Crypto billionaire Sam Bankman-Fried blames himself for FTX collapse, admits he ‘screwed up’

Crypto billionaire Sam Bankman-Fried blames himself for FTX collapse, admits he ‘screwed up’

Tron's Justin Sun says he and his team

Sam Bankman-Fried of FTX tweeted Thursday morning that he was “sorry”, admitting that he “screwed up” and “should have done better”. Bankman-Fried also announced that FTX’s sister company, trading firm Alameda Research, is ceasing trading.

The announcement comes as the former hero of the crypto sector is begging for billions of dollars to stave off bankruptcy.

This week for FTX was a rapid decline. Earlier this year, the exchange was valued at $32 billion, but now Bankman-Fried is again looking for someone to back FTX after rival exchange Binance pulled out of a takeover deal.

“I should have communicated more recently,” Bankman-Fried wrote. “Transparent – my hands were tied for the duration of the possible Binance deal; I wasn’t allowed to say much publicly. But, of course, it’s up to me that we ended up there.”

The FTX CEO also provided an update on where things stand with his embattled crypto exchange.

Excluding its U.S. business, Bankman-Fried says its international business has a total market value of assets and collateral that is greater than customer deposits, but says that’s “different from liquidity for delivery — as you can see from balances and withdrawals. “

“Here is the complete story one by one, but as a very high level, I was wrong twice,” Bankman-Fried wrote.

FTX’s chief executive says his first mistake was poor internal labeling of bank accounts, which meant he was “significantly down” in his sense of customer margin. “I thought it was much lower.”

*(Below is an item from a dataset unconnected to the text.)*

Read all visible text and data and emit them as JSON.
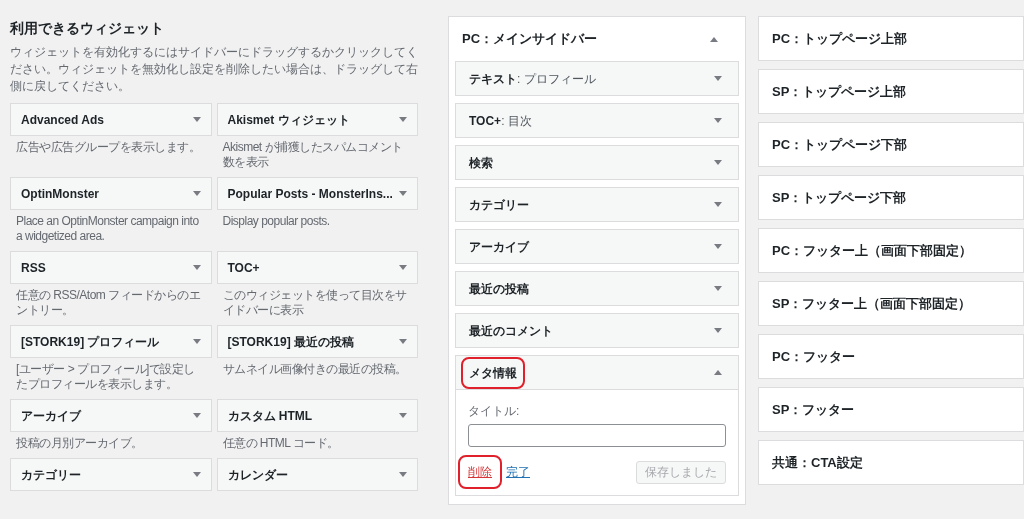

On Sunday, he said the stock market had withdrawn about $5 billion, which he called “the largest by a huge margin.”

Bankman-Fried says his number one priority “by far” is getting it “right by the user.” To that end, he says he and the team are spending the week doing everything they can to raise liquidity.

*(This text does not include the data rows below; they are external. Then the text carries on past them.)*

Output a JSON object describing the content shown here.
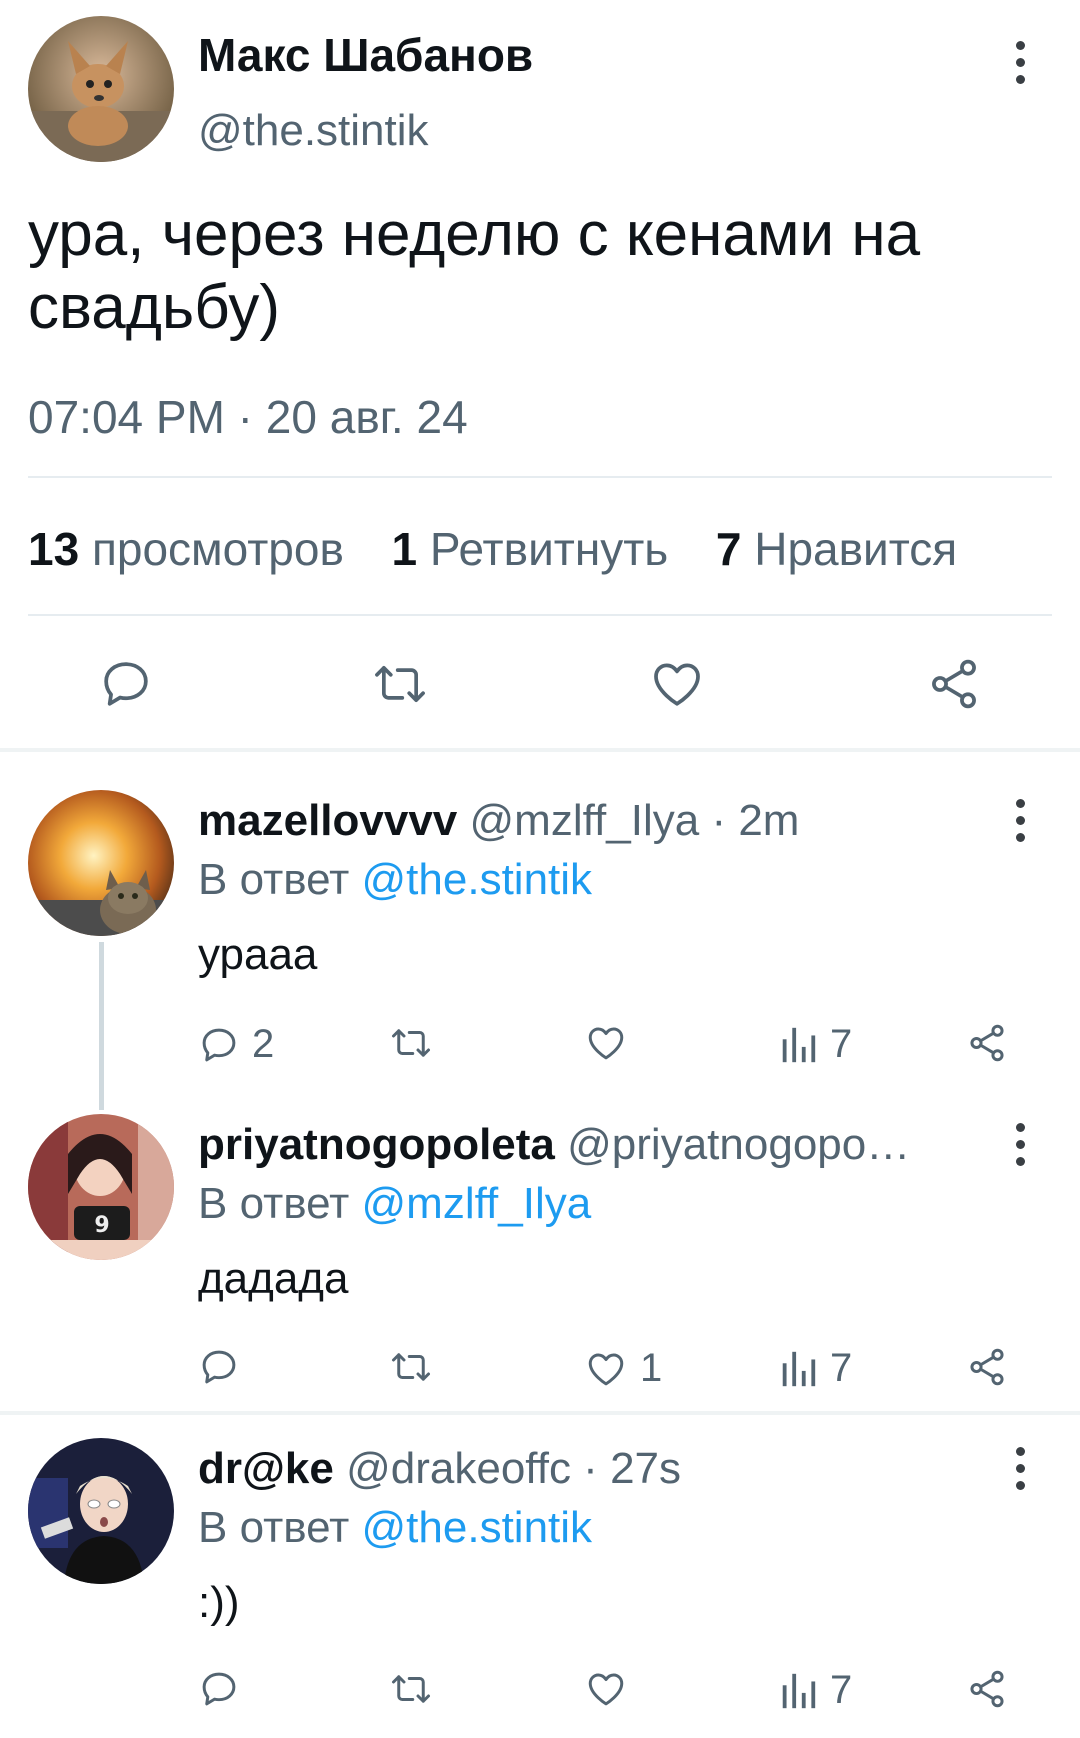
{
  "tweet": {
    "author_name": "Макс Шабанов",
    "author_handle": "@the.stintik",
    "text": "ура, через неделю с кенами на свадьбу)",
    "time": "07:04 PM",
    "date": "20 авг. 24",
    "date_sep": " · ",
    "stats": {
      "views_count": "13",
      "views_label": "просмотров",
      "retweets_count": "1",
      "retweets_label": "Ретвитнуть",
      "likes_count": "7",
      "likes_label": "Нравится"
    }
  },
  "replies": [
    {
      "name": "mazellovvvv",
      "handle": "@mzlff_Ilya",
      "time": "2m",
      "reply_prefix": "В ответ",
      "reply_to": "@the.stintik",
      "text": "урааа",
      "replies_count": "2",
      "retweets_count": "",
      "likes_count": "",
      "views_count": "7"
    },
    {
      "name": "priyatnogopoleta",
      "handle": "@priyatnogopo…",
      "time": "",
      "reply_prefix": "В ответ",
      "reply_to": "@mzlff_Ilya",
      "text": "дадада",
      "replies_count": "",
      "retweets_count": "",
      "likes_count": "1",
      "views_count": "7"
    },
    {
      "name": "dr@ke",
      "handle": "@drakeoffc",
      "time": "27s",
      "reply_prefix": "В ответ",
      "reply_to": "@the.stintik",
      "text": ":))",
      "replies_count": "",
      "retweets_count": "",
      "likes_count": "",
      "views_count": "7"
    }
  ],
  "colors": {
    "link": "#1d9bf0",
    "muted": "#536471",
    "text": "#0f1419"
  },
  "icons": [
    "reply-icon",
    "retweet-icon",
    "like-icon",
    "share-icon",
    "views-icon",
    "more-icon"
  ]
}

“I can’t promise anything about that,” he said. “But I’ll try.”

The FTX boss also says that they are in talks with a number of players about the next steps.

A few hours after Binance terminated the contract to buy FTX, Justin Sun – the founder of cryptocurrency tron tweeted at 10:00 PM on Wednesday that he was “putting together a solution” with crypto exchange FTX Sam Bankman-Frieda to “move the way forward.”

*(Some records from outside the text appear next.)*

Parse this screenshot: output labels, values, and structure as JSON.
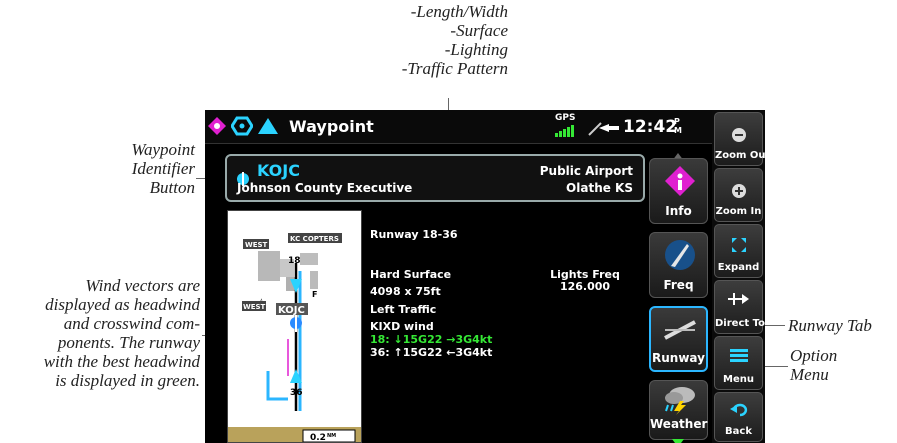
{
  "callouts": {
    "runway_info": [
      "-Length/Width",
      "-Surface",
      "-Lighting",
      "-Traffic Pattern"
    ],
    "waypoint_id": [
      "Waypoint",
      "Identifier",
      "Button"
    ],
    "wind": [
      "Wind vectors are",
      "displayed as headwind",
      "and crosswind com-",
      "ponents.  The runway",
      "with the best headwind",
      "is displayed in green."
    ],
    "runway_tab": "Runway Tab",
    "option_menu": [
      "Option",
      "Menu"
    ]
  },
  "titlebar": {
    "title": "Waypoint",
    "gps_label": "GPS",
    "time": "12:42",
    "ampm_top": "P",
    "ampm_bottom": "M"
  },
  "waypoint": {
    "identifier": "KOJC",
    "name": "Johnson County Executive",
    "type": "Public Airport",
    "city": "Olathe KS"
  },
  "map": {
    "labels": [
      "WEST 1",
      "KC COPTERS",
      "WEST 3",
      "KOJC",
      "18",
      "F",
      "36"
    ],
    "scale": "0.2",
    "scale_unit": "NM"
  },
  "runway": {
    "heading": "Runway 18-36",
    "surface": "Hard Surface",
    "dimensions": "4098 x 75ft",
    "traffic": "Left Traffic",
    "lights_label": "Lights Freq",
    "lights_freq": "126.000",
    "wind_source": "KIXD wind",
    "wind_18": "18: ↓15G22 →3G4kt",
    "wind_36": "36: ↑15G22 ←3G4kt"
  },
  "tabs": [
    "Info",
    "Freq",
    "Runway",
    "Weather"
  ],
  "buttons": [
    "Zoom Out",
    "Zoom In",
    "Expand",
    "Direct To",
    "Menu",
    "Back"
  ],
  "colors": {
    "accent_cyan": "#2bd3ff",
    "wind_green": "#35e835",
    "tab_magenta": "#e020d0",
    "active_blue": "#2bb6ff"
  }
}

Sun was tight-lipped on the details of the arrangement, but said his team was “working around the clock to prevent further deterioration” and added that he believed the situation was “manageable” following the “holistic approach” he was putting together with his partners.

Although Bankman-Fried retweeted the post, it’s unclear whether Sun plans to buy FTX in a deal similar to the one announced with Binance earlier this week — or whether it’s just working to bail out tron ​​token holders on the beleaguered exchange.

It is also possible for the message to materialize without any action.

The Chinese-born businessman has been involved in numerous controversies and publicity stunts in the past. In 2019, he paid $4.6 million to have lunch with Berkshire Hathaway CEO Warren Buffet, only to abruptly cancel. The lunch was eventually held in 2020. He has been accused of unscrupulously copying other technologies, including the ethereum blockchain and the crashed algorithmic stablecoin terraUSD, for his own ventures, as previously reported by CNBC.

FTX said in an email to CNBC that what was shared via Twitter are the only official statements FTX will issue at this time. CNBC reached out to the Sun, but did not immediately respond to our request for comment.

“Every penny of that – and the existing collateral – will go directly to the beneficiaries, unless or until we do it right,” he promised in his tweet thread on Thursday.

“After that, investors — old and new — and employees who fought for what was right for their careers, and who weren’t responsible for any of the f—ups.”

This is a developing story. Check back for updates.